Петя Голдскай, я помню, как ты кричал на меня, ругался со мной, уговаривал и сходил с ума, не зная, как помочь мне. Я помню, как ты мечтал стать диджеем и коллекционировал дома пластинки, учась их сводить, а я ехидничала над тобой, торчала и никогда не слушала. Ты знаешь, я стояла на днях в клубе “Soho rooms” и смотрела на тебя, улыбаясь, — я горжусь тобой, горжусь, что знаю тебя. Спасибо, что ты так возился со мной, и молодец, что достиг своей цели, и, кстати, ты практически единственный, кого я помню.
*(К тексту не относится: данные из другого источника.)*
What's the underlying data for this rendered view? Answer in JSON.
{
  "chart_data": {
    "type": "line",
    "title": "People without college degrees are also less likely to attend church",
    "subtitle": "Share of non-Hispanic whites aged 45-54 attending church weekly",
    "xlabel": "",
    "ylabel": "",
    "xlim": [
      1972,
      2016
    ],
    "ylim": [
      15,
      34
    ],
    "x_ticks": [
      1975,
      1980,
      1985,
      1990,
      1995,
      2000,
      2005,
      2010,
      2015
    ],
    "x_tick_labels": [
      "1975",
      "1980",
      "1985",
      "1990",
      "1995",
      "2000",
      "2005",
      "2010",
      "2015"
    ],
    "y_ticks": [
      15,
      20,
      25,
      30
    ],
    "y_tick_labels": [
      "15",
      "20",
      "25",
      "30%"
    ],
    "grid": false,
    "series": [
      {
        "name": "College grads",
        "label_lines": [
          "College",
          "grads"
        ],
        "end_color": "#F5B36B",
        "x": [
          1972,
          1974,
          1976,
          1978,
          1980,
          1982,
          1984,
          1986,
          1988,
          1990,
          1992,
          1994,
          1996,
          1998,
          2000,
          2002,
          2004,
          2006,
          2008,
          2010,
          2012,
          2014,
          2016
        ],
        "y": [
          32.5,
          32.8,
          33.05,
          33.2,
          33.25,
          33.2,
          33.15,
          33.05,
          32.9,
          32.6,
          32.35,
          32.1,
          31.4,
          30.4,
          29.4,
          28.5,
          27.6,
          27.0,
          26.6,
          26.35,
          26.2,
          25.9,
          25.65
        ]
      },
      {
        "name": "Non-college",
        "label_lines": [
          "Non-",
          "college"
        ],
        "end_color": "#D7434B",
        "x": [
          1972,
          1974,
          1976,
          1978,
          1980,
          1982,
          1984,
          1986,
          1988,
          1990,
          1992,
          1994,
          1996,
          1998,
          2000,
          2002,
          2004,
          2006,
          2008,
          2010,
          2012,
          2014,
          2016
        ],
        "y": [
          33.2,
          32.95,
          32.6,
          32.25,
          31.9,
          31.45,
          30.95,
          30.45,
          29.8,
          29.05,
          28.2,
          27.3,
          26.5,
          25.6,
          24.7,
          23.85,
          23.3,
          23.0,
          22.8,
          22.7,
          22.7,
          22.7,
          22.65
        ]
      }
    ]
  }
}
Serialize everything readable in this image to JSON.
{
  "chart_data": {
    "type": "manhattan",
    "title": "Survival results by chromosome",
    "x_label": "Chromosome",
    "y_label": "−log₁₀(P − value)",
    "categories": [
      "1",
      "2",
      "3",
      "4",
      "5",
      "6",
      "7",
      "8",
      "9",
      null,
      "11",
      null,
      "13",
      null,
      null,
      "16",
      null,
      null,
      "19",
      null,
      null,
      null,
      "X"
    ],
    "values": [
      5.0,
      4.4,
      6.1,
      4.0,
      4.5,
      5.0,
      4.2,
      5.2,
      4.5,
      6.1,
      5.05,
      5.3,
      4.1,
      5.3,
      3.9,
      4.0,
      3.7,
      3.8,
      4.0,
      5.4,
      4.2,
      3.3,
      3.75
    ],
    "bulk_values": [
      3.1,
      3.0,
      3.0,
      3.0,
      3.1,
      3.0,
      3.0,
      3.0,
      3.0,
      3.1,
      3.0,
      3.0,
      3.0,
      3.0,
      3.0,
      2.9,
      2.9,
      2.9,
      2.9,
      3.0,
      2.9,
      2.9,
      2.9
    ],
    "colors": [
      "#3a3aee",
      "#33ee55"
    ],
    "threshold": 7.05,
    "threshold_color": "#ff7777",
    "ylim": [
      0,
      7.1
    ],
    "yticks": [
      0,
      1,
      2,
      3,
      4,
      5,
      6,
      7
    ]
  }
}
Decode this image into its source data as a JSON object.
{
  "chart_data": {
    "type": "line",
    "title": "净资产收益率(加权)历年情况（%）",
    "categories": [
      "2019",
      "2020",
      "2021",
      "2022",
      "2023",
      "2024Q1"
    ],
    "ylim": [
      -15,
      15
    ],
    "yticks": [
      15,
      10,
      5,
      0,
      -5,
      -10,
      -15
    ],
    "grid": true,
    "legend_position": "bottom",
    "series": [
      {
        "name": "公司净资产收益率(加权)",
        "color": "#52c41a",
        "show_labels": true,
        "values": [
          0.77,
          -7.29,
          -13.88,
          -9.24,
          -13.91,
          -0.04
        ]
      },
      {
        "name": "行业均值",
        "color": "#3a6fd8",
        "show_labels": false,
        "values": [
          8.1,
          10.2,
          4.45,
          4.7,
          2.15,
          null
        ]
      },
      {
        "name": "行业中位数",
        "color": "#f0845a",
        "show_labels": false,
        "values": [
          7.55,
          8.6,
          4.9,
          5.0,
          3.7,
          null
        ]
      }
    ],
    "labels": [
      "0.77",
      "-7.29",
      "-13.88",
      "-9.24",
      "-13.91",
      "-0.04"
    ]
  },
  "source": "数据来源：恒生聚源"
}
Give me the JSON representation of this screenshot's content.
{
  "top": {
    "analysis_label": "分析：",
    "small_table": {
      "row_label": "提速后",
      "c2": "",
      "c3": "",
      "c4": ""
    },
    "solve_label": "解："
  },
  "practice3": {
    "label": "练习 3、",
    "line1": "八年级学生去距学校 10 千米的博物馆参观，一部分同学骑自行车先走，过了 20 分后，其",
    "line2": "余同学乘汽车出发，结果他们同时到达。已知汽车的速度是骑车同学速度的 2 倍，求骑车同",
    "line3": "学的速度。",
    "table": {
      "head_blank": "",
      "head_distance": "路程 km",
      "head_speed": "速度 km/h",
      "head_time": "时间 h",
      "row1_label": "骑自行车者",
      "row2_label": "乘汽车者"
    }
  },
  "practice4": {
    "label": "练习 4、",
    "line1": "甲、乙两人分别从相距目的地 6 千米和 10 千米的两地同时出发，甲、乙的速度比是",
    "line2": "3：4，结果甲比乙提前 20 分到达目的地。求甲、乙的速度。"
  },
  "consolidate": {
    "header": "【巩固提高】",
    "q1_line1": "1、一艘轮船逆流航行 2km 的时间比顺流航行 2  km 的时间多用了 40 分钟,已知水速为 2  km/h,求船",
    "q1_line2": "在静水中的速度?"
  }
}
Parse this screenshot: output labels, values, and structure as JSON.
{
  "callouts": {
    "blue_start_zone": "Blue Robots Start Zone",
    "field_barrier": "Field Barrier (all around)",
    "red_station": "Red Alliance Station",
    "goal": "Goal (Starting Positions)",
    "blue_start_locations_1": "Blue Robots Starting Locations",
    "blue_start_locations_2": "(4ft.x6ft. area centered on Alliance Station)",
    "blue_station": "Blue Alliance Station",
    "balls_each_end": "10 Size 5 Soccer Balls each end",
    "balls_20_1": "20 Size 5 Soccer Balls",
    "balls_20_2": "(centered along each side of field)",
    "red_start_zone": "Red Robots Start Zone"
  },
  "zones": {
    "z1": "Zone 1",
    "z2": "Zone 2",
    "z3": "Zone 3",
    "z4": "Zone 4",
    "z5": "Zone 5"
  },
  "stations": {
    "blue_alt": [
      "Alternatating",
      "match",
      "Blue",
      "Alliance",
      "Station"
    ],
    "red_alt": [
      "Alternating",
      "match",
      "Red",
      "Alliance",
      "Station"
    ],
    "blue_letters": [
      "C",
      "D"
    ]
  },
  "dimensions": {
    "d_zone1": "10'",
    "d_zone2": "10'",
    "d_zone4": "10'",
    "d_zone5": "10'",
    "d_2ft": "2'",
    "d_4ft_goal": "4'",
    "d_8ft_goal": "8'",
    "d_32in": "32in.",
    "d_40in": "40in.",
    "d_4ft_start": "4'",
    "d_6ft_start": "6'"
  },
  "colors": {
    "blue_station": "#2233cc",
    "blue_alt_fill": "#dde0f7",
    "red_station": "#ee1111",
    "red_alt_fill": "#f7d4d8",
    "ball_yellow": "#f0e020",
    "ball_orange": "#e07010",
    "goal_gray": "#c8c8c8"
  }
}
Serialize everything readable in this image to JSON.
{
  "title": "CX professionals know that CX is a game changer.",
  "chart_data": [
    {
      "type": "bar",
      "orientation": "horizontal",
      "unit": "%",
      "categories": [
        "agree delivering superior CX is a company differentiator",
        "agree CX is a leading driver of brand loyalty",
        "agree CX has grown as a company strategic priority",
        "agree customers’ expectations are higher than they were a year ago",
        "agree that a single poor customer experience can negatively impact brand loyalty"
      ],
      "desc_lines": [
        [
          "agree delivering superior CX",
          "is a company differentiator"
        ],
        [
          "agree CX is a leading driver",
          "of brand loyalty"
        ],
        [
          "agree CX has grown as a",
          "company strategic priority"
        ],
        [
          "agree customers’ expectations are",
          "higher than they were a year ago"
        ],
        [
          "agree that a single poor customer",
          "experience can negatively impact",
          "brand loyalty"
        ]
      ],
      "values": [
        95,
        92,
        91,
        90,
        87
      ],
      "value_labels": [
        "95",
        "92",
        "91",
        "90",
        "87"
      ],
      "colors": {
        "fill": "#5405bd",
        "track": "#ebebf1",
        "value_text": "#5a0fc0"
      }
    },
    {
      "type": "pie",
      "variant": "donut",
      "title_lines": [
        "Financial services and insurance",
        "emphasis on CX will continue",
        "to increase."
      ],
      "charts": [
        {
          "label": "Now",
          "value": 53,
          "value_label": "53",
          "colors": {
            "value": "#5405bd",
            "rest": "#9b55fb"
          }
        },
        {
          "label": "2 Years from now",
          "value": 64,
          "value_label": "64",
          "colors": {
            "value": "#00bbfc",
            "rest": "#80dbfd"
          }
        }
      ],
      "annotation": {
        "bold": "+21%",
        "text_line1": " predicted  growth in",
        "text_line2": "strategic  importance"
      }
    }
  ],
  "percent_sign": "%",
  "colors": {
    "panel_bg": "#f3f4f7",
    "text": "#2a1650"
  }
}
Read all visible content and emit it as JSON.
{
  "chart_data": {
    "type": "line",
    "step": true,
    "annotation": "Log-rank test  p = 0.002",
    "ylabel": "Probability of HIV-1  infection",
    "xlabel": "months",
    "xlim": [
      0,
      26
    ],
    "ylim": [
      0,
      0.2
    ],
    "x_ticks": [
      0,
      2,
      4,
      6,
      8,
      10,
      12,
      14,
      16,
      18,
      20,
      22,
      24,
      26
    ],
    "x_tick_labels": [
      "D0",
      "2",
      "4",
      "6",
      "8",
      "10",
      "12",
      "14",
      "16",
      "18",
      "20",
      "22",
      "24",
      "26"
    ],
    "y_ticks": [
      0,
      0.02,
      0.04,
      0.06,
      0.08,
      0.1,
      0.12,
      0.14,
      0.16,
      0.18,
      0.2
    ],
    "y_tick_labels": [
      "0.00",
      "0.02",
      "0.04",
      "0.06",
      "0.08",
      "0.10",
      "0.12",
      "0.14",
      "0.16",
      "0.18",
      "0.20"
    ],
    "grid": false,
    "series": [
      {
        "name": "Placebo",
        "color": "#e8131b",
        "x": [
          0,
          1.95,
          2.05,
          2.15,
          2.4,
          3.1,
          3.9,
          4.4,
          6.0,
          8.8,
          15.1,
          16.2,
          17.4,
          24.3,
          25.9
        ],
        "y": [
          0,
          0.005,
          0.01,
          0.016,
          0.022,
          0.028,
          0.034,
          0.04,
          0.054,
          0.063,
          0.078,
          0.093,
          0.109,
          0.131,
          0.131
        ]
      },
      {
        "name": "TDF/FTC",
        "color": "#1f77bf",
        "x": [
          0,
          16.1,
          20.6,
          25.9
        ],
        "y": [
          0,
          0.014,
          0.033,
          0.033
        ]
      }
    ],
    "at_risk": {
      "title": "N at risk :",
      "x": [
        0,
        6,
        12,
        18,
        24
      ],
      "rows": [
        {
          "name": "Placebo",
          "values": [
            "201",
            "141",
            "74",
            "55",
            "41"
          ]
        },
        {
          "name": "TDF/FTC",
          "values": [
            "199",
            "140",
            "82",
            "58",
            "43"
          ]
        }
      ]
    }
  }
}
Мартин, один из ближайших моих друзей, говорил мне, что он вытаскивал меня из нескольких передозов, пытался снять меня с героина тысячами способов, а я его вообще не помню. Когда мы с ним встретились совершенно случайно через несколько лет по работе, он очень внимательно и долго смотрел на меня, а потом сказал, что я похожа на одну его старую подругу, которая уже давно умерла от героина.
Я помню его взгляд и радость, когда он понял, что это я и я не умерла.
Это самое частое, что я сейчас слышу от людей, кто меня помнит по тем героиновым временам, — мы были уверены, что ты умерла.
Сколько я знаю способов скинуть дозу, сколько я видела врачей, больниц и наркологичек, бабушек-волшебниц и снимающих порчу магов — не перечесть.
Меня заговаривали, зашивали и залечивали.
Меня уговаривали, умоляли и ставили условия.
Меня пытались снять и переломать все кому не лень, и не помогало ничего и никто.
В клинике Якова Маршака за бабло кого-то из друзей я подснимала дозу и на второй день поняла, что можно юзать герыч и там.
В 17-й наркологичке меня знали все врачи, и медсестры жалостливо выдавали мне лекарства и снотворное, когда я ночью, не размутив героина, появлялась на пороге отделения.
Я лежала в «семнашке» раз 20 — каждый раз, чтоб тупо подснять дозу.
Героин был королем и рабовладельцем моей жизни, трамал был моей надеждой прожить часы до следующего размута горького, волшебного, свернутого в маленький прямоугольничек кусочка тетрадного листа.
Отсутствие надежды и закопченные снизу ложки.
Гниющая кожа, блевотный потный запах и мрачная тьма отчаянья.
У меня была мечта и надежда — умереть от передоза. Умереть красиво и счастливо — в героиновом приходе. Хоть что-то.
Хоть как-то.
Хоть о чем-то мечтать.
Мечтать о нормальной жизни даже не приходило в голову — ты в такой грязи и аду, что нормальная жизнь кажется чем-то нереальным и невозможным. У тебя одна жизнь — укол и желание размутить еще. Ты ходящий, конченный, сгнивший заживо, никому не нужный, уродливый, потерявший человеческий вид полумертвец-полуживотное.
Героиновая тварь.
Одна надежда — умереть от передоза.
— Умри, тварь… — горько говорила я себе каждый раз, если позволяла возможность, заваривая больше героина, чем нужно. Не умирала, только доза поднималась раз за разом.
— Умри, тварь, — выла я себе, корчась от ломок и захлебываясь желчной слюной боли, но героиновый бог, властвовавший у меня в мозгу, гнал меня на поиски новой дозы.
Я поклонялась тебе, героин, я ползала перед тобой в грязи на коленях, я была твоей преданной, ненавидящей тебя рабой, я знала, что умру из-за тебя, я надеялась, что ты убьешь меня, я отдала тебе все человеческое, что у меня было, я продавала ради тебя все, что могла продать, и все, что не могла. Ты не оставил мне ничего внутри, ты сжег меня и испепелил, ты утопил меня в собственной, испорченной тобою же, крови и раздавил меня своей гнилью и беспощадной жестокостью, физической и душевной безнадежной болью, ты лишил меня всего, что я ценила, и забрал все без остатка, даже то, что, казалось, не имело ценности.